The Addiction – Blu-Ray Review

The Addiction is a Abel Ferrara film, centred on Lili Taylor, who plays a philosophy student called Kathleen who is dragged into an alley by another woman and bitten on the neck. She then develops a thirst for blood and an aversion to daylight after falling ill. It was Ferrara’s first film after his excellent remake of Invasion of the Body Snatchers and his ill-fated erotic thriller with Madonna, Dangerous Game, and finds him at his highest level as a filmmaker—he had at this point done King of New York and Bad Lieutenant back to back.

After making these bigger movies, he opted for this allegorical take on the vampire genre. Like all of his movies at that time, there is a lot of Catholic symbolism, and the concept of sin is important. This is interesting, because Ferrara is not a religious man at all, but his screenwriter, Nicholas St John, is. The films they wrote together are full of a fight between their ideologies. They would stop working together after their next collaboration The Funeral.

Even more so than Bad Lieutenant, this film brings the conflict between the two of them to a head over its very short 80 minutes, culminating in an ambiguous ending. The ’80s and ’90s were a time when the vampire film came back for a variety of reasons like Near Dark or The Hunger. The Addiction also works as a metaphor for drug addiction and to a lesser extent Aids not unlike Guillermo Del Toro’s debut Cronos. It features one of Lili Taylor’s strongest performances. Christopher Walken also appears as a William Burroughs-quoting vampire, and Annabella Sciorra also plays a key role.

It’s beautifully shot in high-contrast black and white—a fine movie that is also Guardian’s main film critic Peter Bradshaw’s favourite film (which is interesting because he’s usually pretty hard on genre films).

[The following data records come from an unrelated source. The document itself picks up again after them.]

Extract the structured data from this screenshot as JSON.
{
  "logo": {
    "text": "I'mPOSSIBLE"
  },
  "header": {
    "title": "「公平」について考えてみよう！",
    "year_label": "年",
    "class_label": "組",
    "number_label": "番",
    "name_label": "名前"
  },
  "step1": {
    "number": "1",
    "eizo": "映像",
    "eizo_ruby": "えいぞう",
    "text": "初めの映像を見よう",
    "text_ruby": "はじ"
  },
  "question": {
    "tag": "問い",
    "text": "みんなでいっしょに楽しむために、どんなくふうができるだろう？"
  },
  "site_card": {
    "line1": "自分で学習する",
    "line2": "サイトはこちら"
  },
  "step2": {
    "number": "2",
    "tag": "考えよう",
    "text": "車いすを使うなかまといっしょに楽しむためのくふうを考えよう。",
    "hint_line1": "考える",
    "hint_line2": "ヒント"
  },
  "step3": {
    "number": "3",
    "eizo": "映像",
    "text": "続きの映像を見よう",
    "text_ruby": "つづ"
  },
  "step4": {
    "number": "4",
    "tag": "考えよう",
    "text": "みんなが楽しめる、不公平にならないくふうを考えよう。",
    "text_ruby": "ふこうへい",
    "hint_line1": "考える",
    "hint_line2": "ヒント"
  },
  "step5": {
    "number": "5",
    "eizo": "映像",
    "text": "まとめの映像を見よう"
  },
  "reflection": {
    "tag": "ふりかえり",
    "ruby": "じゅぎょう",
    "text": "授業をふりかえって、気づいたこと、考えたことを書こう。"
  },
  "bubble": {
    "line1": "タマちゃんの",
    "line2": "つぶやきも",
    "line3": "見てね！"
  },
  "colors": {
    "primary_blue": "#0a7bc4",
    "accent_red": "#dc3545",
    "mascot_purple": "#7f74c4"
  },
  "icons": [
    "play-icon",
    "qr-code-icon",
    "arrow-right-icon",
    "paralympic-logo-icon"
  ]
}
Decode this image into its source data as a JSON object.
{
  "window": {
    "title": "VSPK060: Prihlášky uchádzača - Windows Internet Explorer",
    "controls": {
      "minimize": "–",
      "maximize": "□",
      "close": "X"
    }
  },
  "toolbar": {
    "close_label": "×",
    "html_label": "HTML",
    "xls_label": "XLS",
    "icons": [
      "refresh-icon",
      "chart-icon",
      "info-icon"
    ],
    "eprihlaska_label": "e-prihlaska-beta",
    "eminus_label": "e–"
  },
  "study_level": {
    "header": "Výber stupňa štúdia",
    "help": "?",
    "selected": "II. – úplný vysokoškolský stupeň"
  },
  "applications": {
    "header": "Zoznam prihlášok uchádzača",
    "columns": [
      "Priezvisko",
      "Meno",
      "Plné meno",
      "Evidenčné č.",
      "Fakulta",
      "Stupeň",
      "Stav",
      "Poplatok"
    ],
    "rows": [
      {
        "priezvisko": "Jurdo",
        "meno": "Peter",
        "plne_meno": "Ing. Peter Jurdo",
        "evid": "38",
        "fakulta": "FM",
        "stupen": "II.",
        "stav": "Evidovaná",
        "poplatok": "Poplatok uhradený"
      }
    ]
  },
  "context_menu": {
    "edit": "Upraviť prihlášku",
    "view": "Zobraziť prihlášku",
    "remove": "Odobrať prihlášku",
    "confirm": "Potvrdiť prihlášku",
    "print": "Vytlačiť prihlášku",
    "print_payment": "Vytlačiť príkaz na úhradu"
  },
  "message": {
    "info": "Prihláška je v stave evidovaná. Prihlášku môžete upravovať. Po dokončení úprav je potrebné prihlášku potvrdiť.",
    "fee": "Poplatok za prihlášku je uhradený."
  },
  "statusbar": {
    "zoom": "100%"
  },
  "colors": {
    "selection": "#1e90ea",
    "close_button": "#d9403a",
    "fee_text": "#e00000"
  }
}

The disc features a bunch of extras, including a new 4K scan that has been commissioned by Arrow and approved by Ferrara and his cinematographer, Ken Kelsch. A commentary by Ferrara that is moderated by Brad Stevens (author of the book Abel Ferrara: The Moral Vision), plus a new documentary that includes interviews with Taylor, Walken and many others who were involved in the film. Additional interviews, an older featurette, the trailer and a booklet with new writing on the film round out the package.